En France, le budget consacré à l’alimentation pour chaque individu dépasse en moyenne 350 € par mois, d’après les données de l’INSEE. Cependant, certaines villes parviennent à offrir des dépenses bien inférieures, grâce à divers facteurs tels que des loyers abordables, une forte concurrence entre les enseignes et l’accès à des circuits courts. Un classement récent met en lumière ces villes où les habitants dépensent le moins en courses alimentaires.
EN BREF
- Saint-Étienne est la ville la moins chère pour faire ses courses, avec un budget moyen de 247 € par mois.
- Les villes de Béziers et Nîmes suivent de près, offrant des budgets respectifs de 262 € et 268 €.
- La concurrence entre les enseignes et l’accès à des produits locaux sont des atouts majeurs pour ces villes.
Un classement révélateur
Le classement des villes les moins chères pour les courses alimentaires repose sur des données précises fournies par l’INSEE et des comparateurs tels que Numbeo. À la huitième place, nous retrouvons Brest, où les habitants dépensent en moyenne 295 € par mois. La présence de grandes enseignes comme Leclerc et Intermarché, ainsi qu’un accès direct aux produits de la mer, contribuent à cette performance.
À la septième position, Clermont-Ferrand affiche un budget de 290 €. La ville bénéficie d’un coût de la vie relativement bas et d’une offre de fromages locaux à des prix compétitifs.
En sixième position, Perpignan se distingue avec un budget de 285 €. La proximité avec l’Espagne permet à de nombreux habitants d’acheter des produits alimentaires à des tarifs avantageux.
Les villes en tête du classement
La cinquième place est occupée par Mulhouse, où le budget alimentaire moyen s’élève à 278 €. La concurrence des enseignes discount, combinée à la proximité de l’Allemagne, permet de maintenir des prix bas.
Limoges prend la quatrième place avec un budget de 272 €. Connue pour son marché couvert, la ville attire de nombreux retraités grâce à son coût de la vie attractif.
Sur le podium, nous découvrons Nîmes à la troisième position, avec un budget de 268 €. La ville est réputée pour ses marchés de plein air où les prix sont très compétitifs, suivie de près par Béziers, où le budget descend à 262 €. La vente directe de vin et de produits locaux y est particulièrement avantageuse.

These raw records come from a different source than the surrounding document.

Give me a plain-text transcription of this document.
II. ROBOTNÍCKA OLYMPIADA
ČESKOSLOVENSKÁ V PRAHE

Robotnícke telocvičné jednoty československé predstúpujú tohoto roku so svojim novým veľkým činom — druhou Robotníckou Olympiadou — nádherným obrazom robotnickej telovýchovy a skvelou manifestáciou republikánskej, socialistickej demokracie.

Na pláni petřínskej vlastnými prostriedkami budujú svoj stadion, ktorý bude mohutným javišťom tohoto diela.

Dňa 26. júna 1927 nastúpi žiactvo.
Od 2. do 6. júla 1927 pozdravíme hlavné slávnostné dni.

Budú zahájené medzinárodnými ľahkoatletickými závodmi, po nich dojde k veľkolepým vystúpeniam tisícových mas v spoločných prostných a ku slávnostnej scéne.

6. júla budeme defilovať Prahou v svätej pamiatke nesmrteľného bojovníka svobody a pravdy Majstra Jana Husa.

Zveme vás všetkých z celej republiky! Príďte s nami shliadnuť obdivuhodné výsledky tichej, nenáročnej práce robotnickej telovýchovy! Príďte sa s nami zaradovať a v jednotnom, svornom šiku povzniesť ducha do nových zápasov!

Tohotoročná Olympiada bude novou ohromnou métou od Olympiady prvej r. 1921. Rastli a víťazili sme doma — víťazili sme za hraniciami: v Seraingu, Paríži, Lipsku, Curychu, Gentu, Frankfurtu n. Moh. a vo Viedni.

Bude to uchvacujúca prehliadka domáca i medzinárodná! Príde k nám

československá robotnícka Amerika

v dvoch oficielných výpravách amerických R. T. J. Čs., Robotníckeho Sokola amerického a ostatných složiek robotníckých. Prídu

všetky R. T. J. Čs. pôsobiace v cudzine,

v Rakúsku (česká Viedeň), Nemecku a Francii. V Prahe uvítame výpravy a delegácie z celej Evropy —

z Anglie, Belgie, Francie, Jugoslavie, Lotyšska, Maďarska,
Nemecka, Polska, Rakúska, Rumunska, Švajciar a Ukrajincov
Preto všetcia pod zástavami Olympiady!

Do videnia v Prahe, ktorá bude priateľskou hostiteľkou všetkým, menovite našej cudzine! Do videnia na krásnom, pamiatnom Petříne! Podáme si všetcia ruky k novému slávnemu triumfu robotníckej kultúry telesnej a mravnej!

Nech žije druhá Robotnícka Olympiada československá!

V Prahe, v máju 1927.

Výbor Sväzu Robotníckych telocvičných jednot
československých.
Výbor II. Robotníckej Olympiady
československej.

Saint-Étienne, la surprise du classement
En tête du classement, Saint-Étienne affiche un budget alimentaire moyen de 247 € par mois. Ce chiffre époustouflant représente presque 30 % de moins que la moyenne nationale. Plusieurs facteurs expliquent ce résultat :
- Taux de vacance commerciale élevé : Environ 18 % des locaux sont vacants, ce qui pousse les enseignes encore présentes à baisser leurs prix.
- Proximité des zones agricoles : Les marchés locaux bénéficient de circuits courts pour les produits frais, ce qui permet d’accéder à des prix avantageux.
- Profil sociologique : La population, avec un revenu médian inférieur de 22 % à la moyenne nationale, oriente ses choix vers des produits à bas prix, incitant les enseignes à adapter leur offre.
Pour un couple de retraités vivant à Saint-Étienne, les économies réalisées sur le budget alimentaire peuvent atteindre plus de 2 400 € par an par rapport à un couple parisien. Ce constat met en lumière l’importance des choix locaux sur le pouvoir d’achat des Français.
Ce classement révèle également que les villes moins chères ne sont pas des métropoles de premier plan. En effet, des villes comme Paris, Lyon, Bordeaux et Marseille affichent des paniers alimentaires supérieurs à 330 €, en raison de loyers commerciaux élevés qui se répercutent sur les prix en magasin. La concurrence entre les enseignes et la diversité des options disponibles sont des facteurs cruciaux pour maintenir des prix bas.
En somme, la situation alimentaire des villes françaises est révélatrice des dynamiques économiques locales. Ces résultats soulignent l’impact significatif de la concurrence et des choix des consommateurs sur le coût de la vie.